Pascal Despeyroux complète l’hagiographie. « J’étais toujours collé à nos deux Argentins, Beto Marcico, notre petit Maradona, et Alberto Tarantini, raconte ce pur Toulousain de 55 ans. J’ai eu la chance avant la rencontre d’assister à une discussion entre eux et Diego. On sentait un gars très doux, très "famille", bienveillant. Le contraire de ce qu’on pouvait penser, en somme. » Le maillot de l’idole finira chez Tarantini. Marcico, qui le retrouvera à Boca Juniors en fin de carrière, avait reçu celui de l’aller. « J’ai récupéré le maillot de De Napoli, c’était pas mal non plus », sourit Tihy.

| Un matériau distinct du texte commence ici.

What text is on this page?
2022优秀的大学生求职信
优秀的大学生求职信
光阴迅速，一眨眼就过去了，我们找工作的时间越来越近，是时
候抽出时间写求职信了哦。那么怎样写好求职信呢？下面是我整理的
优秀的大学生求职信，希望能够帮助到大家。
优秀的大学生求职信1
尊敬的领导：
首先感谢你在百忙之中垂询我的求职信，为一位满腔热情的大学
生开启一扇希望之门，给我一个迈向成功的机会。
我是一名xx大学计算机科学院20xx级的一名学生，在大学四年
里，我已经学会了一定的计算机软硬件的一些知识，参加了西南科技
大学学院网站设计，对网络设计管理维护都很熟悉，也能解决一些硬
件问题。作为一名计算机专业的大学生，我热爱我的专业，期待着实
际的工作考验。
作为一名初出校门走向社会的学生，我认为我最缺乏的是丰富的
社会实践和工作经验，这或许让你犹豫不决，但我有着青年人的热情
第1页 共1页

Quelques semaines plus tard, le rêve européen du Tef' prendra brutalement fin face au Spartak Moscou (3-1, 1-5). Peu importe. Face au champion du monde et futur champion d’Italie au printemps suivant, Toulouse avait écrit l’Histoire, comme l’éclaire cette anecdote de Didier Pitorre.
« Un copain aujourd’hui décédé, également supporteur du TFC, avait réservé bien avant le tirage au sort le voyage de sa vie avec sa femme, au Pérou. C’était la technologie de 1986. Donc, le lendemain du match, il ne connaissait pas le résultat. Et là, en plein milieu de la Cordillère des Andes, il remarque une petite télé noir et blanc au fond d’une boutique. Il entend « Maradona » puis il voit les images de la joie de Tarantini… Là il comprend et se met à gueuler ! Cet exploit a fait le tour du monde, même si pour la plupart des gens, c’est avant tout Maradona qui s’était fait éliminer. »
Cette soirée toulousaine ratée n’entachera pas la gloire éternelle du divin Argentin. Mais elle reste un motif de fierté doublé d’un objet de nostalgie pour tout un club. Un peu plus encore depuis ce triste mercredi.